Il est là, allongé sur son lit, une jambe en moins. Il ne peut pas se lever, juste tourner dans son lit à la force de ses bras.
Cela fait 2 ans qu’il apprend à avoir besoin des autres pour pouvoir s’occuper de son intimité. Comme un enfant qui a besoin de sa mère, il est sans cesse obliger d’appeler lorsqu’il n’est pas dans son environnement habituel.
Il est à l’hôpital depuis 2 jours. Il a du mal à respirer et il a cru mourir. Il est donc arrivé aux urgences où ils ont découverts deux grosses masses dont une qui comprimait sa bronche. Voilà pourquoi l’air ne passait plus … Le crabe présent dans sa jambe il y a deux ans est venu se loger dans ses poumons. Tapi sous un rocher, attendant la bonne vague pour sortir et attraper sa proie, il était planqué là depuis le début.
Quel combat vain. Perdre une jambe pour rien. Si au moins le crabe était resté dans la jambe. Mais il a dû sauter durant l’opération et le chirurgien ne l’a pas vu. C’est malin ces petites bêtes.
Quand je rentre, il est désolé. Désolé de m’offrir en spectacle son urinal sur sa table, à côté de son sac à main, de son portable, de son orange et de sa bouteille d’eau. C’est avec des trémolos dans la voix qu’il se demande comment il en est arrivé là. Sa dignité en prend un coup. Voir cette urine enfermée dans ce bocal, posé sur la table où il mange, ça le dégoûte. Ce qui le dégoute le plus en fait, c’est de ne plus pouvoir maitriser l’image qu’il donne de lui. Tout le monde peut voir qu’il a pissé et qu’il attend que quelqu’un vienne débarrasser ce qui ressemble à une énorme chope de bière.
Il s’excuse encore et encore et se demande comment les hôpitaux ne sont pas plus sensibles que ça à ces détails. Comment les soignants valides et autonomes ne se rendent pas compte que CE détail est LE détail qui le fait le plus souffrir.
Mais comment lui dire, que pris dans la tourmente hospitalière et l’habitude, un urinal plein d’urines est pour un soignant la même chose qu’une chope posée sur un bar. Comment lui faire comprendre que c’est de l’ordre de la normalité et que parfois ça ne dérange plus personne de voir des urines près des affaires personnelles. C’est un quotidien … rien de plus qu’un quotidien.
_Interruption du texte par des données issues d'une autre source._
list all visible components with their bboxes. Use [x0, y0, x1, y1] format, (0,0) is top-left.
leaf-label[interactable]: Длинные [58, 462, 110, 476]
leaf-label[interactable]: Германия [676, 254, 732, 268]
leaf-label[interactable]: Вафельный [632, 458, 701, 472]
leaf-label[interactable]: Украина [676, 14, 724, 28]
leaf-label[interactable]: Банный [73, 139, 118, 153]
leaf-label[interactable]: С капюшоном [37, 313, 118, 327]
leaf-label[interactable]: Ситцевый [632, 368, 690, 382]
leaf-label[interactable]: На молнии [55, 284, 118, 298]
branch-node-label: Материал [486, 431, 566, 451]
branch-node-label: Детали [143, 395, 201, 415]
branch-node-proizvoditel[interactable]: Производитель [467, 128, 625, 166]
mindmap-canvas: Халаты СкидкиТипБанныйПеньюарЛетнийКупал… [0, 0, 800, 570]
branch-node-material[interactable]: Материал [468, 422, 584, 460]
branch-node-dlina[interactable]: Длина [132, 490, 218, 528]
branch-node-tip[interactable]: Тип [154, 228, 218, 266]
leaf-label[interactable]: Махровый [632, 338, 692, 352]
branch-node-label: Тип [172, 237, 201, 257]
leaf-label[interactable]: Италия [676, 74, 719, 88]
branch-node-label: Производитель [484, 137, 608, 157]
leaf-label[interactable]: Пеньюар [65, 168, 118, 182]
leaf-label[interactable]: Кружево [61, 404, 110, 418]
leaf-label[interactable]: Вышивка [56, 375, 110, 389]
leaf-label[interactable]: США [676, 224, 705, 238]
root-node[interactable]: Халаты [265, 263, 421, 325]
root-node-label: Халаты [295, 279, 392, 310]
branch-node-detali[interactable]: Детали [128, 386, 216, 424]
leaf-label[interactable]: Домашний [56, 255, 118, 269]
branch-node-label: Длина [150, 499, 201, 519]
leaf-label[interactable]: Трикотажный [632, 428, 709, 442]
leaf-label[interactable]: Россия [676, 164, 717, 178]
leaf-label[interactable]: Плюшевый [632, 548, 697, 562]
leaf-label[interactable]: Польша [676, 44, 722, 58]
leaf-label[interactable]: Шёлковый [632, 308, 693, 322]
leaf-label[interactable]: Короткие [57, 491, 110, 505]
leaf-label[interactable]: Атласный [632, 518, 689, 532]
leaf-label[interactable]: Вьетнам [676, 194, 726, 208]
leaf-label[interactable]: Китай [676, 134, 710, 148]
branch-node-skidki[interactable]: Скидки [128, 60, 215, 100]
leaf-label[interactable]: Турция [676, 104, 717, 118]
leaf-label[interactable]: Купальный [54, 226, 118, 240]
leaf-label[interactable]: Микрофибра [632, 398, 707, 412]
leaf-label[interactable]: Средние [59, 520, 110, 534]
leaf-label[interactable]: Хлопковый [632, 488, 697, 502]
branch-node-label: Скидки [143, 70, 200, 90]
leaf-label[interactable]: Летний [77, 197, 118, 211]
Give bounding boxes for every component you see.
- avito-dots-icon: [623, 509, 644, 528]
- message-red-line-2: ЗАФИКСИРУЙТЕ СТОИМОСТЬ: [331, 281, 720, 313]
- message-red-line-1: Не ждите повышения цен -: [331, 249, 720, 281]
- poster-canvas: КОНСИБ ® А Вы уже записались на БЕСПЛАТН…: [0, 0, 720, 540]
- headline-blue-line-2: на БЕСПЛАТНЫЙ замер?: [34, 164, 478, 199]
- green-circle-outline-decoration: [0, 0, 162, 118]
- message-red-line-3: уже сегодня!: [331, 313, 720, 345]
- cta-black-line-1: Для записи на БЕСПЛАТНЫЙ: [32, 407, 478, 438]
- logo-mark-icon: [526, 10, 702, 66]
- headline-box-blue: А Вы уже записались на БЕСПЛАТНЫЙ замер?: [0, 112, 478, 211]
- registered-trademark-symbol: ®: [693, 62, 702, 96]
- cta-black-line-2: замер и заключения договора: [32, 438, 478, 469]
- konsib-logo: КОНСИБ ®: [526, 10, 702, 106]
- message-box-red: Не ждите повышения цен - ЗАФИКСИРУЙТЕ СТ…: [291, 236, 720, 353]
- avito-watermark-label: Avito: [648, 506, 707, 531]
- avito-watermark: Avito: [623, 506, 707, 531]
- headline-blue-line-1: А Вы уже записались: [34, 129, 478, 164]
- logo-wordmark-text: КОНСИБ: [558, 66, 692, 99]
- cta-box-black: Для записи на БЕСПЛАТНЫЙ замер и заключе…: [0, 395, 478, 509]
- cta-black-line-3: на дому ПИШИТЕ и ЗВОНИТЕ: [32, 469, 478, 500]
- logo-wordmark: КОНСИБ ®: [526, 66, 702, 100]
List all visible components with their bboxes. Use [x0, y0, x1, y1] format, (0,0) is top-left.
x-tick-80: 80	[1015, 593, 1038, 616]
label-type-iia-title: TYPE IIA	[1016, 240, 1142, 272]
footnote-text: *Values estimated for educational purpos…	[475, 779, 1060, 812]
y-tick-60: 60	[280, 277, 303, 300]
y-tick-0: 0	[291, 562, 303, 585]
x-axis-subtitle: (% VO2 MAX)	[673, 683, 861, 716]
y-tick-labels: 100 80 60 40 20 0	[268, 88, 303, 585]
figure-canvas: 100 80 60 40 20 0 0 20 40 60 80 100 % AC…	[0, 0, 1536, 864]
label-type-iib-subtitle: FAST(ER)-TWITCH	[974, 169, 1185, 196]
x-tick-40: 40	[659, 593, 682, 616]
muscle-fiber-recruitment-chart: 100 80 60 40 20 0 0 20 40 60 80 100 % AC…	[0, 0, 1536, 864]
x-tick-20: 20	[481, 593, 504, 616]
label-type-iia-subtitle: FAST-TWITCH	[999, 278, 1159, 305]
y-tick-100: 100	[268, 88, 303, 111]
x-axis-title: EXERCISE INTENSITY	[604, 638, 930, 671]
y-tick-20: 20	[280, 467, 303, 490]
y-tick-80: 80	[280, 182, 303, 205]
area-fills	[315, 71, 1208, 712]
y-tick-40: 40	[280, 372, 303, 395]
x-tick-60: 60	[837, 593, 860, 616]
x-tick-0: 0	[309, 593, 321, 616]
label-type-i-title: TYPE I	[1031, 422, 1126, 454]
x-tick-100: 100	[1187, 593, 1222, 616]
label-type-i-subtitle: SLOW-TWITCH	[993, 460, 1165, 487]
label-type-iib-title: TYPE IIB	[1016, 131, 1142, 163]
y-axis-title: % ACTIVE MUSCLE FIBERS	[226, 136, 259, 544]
L’homme a cette capacité à s’habituer à tout, surtout quand c’est insupportable. Un rempart de protection pour continuer d’avancer.
Allez, je me ressers, vous m’en remettez une deuxième pour la route …
Cynthia
Défi N°2, article 1/30
4 Comments
Bonjour Cylie,
Merci pour cette fiche et pour les autres, c’est très émouvant…
Merci à toi de partager tout ça !
La communication libère c’est certain, elle apaise, elle dissout les barrière.
ça me fait penser aux livres de Lise Bourbeau sur la Guérison des blessures de l’âme.
J’en ai fait un résumé sur mon blog 😉
Bonne continuation à toi,
Damien
Ondes et Santé.com
Merci de ton petit mot Damien….
Il n’y a pas de mots…. percutant…
Un 1er janvier, il n’est pas bon d’être à l’hôpital, je rentre dans cette chambre pour visiter mon amoureux, Mon choc!!! Un urinal plein sur chaque adaptable, c’est une chambre à 2 lits, les draps sont plein de sang et malgré lepassage d’un ide et de 2 aides soignantes venus 3 fois durant ma visite rien ne change, je repars triste, pas de colère, il était ravi de la gentillesse et de la disponibilité du personnel !!! Il n’a pas pu se laver les dents car venu par les urgences il n’avait pas d’affaires de toilette, il n’y a plus de brosses à dents et il avait une barbe de 3 jours !!! Finalement j’étais triste et choquée, mon œil d’aide soignante sans doute !!! Mais il était gai et souriant !!! Vite qu’il rentre chez lui !!!!